The Conjuring House Revisited: What I Really Think About One of America's Most Infamous Haunted Locations
“Confirmation bias is the single biggest enemy of legitimate paranormal research, and nowhere is that more dangerous than at a location with this much cinematic mythology attached to it. Walking in expecting to find what you saw on screen isn't investigating — it's performing.”
— Jason Hawes
Few locations in the paranormal world carry as much weight — or as much baggage — as the Conjuring House in Harrisville, Rhode Island. When I sat down with fans and fellow investigators to talk through this location and field your questions live, it was clear that people have strong feelings about this place. So let me give you my honest, unfiltered take.
I've been doing this work for a long time, and one thing I've learned is that reputation and reality don't always line up. The Conjuring House — made famous by the 2013 horror film based on Ed and Lorraine Warren's investigation of the Perron family in the 1970s — is a perfect example of a location where the legend has grown so large that it's almost impossible to separate fact from fiction. That's exactly why I wanted to open up a conversation with you all and dig into what we actually know versus what Hollywood has sold us. When I go into any location, my first job is to disprove the haunting. That's not cynicism — that's respect for the truth.

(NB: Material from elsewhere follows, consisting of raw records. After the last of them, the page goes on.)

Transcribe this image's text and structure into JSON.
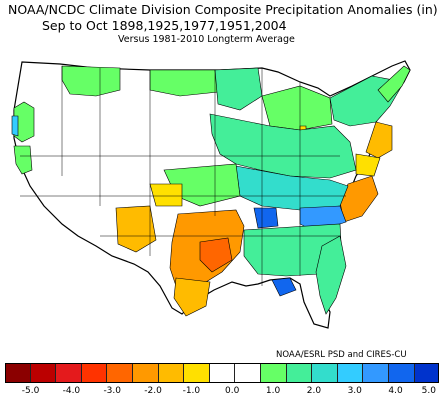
{
  "title": {
    "line1": "NOAA/NCDC Climate Division Composite Precipitation Anomalies (in)",
    "line2": "Sep to Oct   1898,1925,1977,1951,2004",
    "subtitle": "Versus 1981-2010 Longterm Average"
  },
  "credit": "NOAA/ESRL PSD and CIRES-CU",
  "colorbar": {
    "colors": [
      "#8b0000",
      "#bb0000",
      "#e41a1c",
      "#ff3300",
      "#ff6600",
      "#ff9900",
      "#ffbb00",
      "#ffe000",
      "#ffffff",
      "#ffffff",
      "#66ff66",
      "#44ee99",
      "#33ddcc",
      "#33ccff",
      "#3399ff",
      "#1166ee",
      "#0033cc"
    ],
    "tick_labels": [
      "-5.0",
      "-4.0",
      "-3.0",
      "-2.0",
      "-1.0",
      "0.0",
      "1.0",
      "2.0",
      "3.0",
      "4.0",
      "5.0"
    ]
  },
  "map_colors": {
    "ocean": "#ffffff",
    "land_neutral": "#ffffff",
    "border": "#000000"
  }
}
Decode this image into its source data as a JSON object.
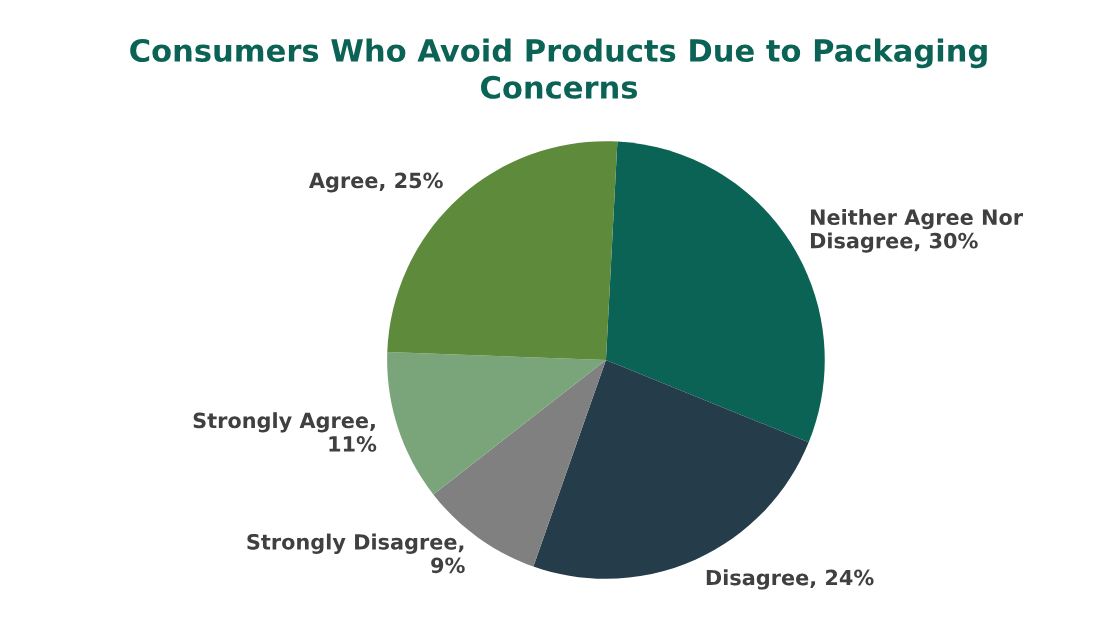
{
  "chart_data": {
    "type": "pie",
    "title": "Consumers Who Avoid Products Due to Packaging Concerns",
    "categories": [
      "Neither Agree Nor Disagree",
      "Disagree",
      "Strongly Disagree",
      "Strongly Agree",
      "Agree"
    ],
    "values": [
      30,
      24,
      9,
      11,
      25
    ],
    "value_labels": [
      ", 30%",
      ", 24%",
      ", 9%",
      ", 11%",
      ", 25%"
    ],
    "colors": [
      "#0b6355",
      "#253d4a",
      "#808080",
      "#7aa57a",
      "#5e8a3c"
    ]
  }
}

The history of the property is genuinely interesting, and I'll give it that much. The farmhouse dates back to the early 1800s, and the land itself has a layered history that predates the Perron family's time there. When families report experiences over a sustained period — years, not just a single night — that warrants serious attention. What I always look for are patterns: Are the reports consistent? Are there environmental factors like geological fault lines, high EMF from outdated wiring, infrasound from nearby sources, or structural issues that could explain what people are experiencing? These aren't dismissals. They're answers, and families deserve real answers. During our live discussion, a lot of you asked whether I think the current owners' experiences are credible. My honest answer is that I take any long-term resident's account seriously. They have nothing to gain from fabrication and everything to lose — their peace of mind, their sleep, their sense of home.
What I pushed back on during the stream — and what I'll always push back on — is the tendency to let a movie define an investigation. The Conjuring is a horror film. It is designed to frighten you. It takes liberties with timelines, amplifies events, and adds elements that were never part of the original case files. When investigators walk into that house expecting to find what they saw on screen, they're not investigating — they're performing. Confirmation bias is the single biggest enemy of legitimate paranormal research, and nowhere is that more dangerous than at a location with this much cinematic mythology attached to it. I've seen investigators go into locations like this and call everything evidence. That's not how we do things at TAPS, and it's not how I've ever operated.
The questions you all brought to the live session were genuinely great — ranging from specific claims made by previous investigators to the ethics of running a haunted destination out of someone's former home. I think it's worth asking those uncomfortable questions. Is it right to commodify a location where a family reportedly suffered? What responsibility do investigators and content creators have when they push narratives about a place that real people still interact with? These aren't questions with easy answers, but they're the ones that separate serious researchers from ghost tourists. My approach has always been the same whether I'm in a famous house or an anonymous warehouse: document everything, explain what you can, stay honest about what you can't, and never sensationalize someone else's fear for clicks or ratings.
The Conjuring House remains one of the most compelling — and most complicated — locations in American paranormal history, and that conversation with all of you reminded me why it's worth continuing to discuss seriously. My verdict hasn't changed: I keep an open mind, I demand evidence, and I refuse to let a movie poster substitute for a real investigation. If you've got more questions, you know where to find me.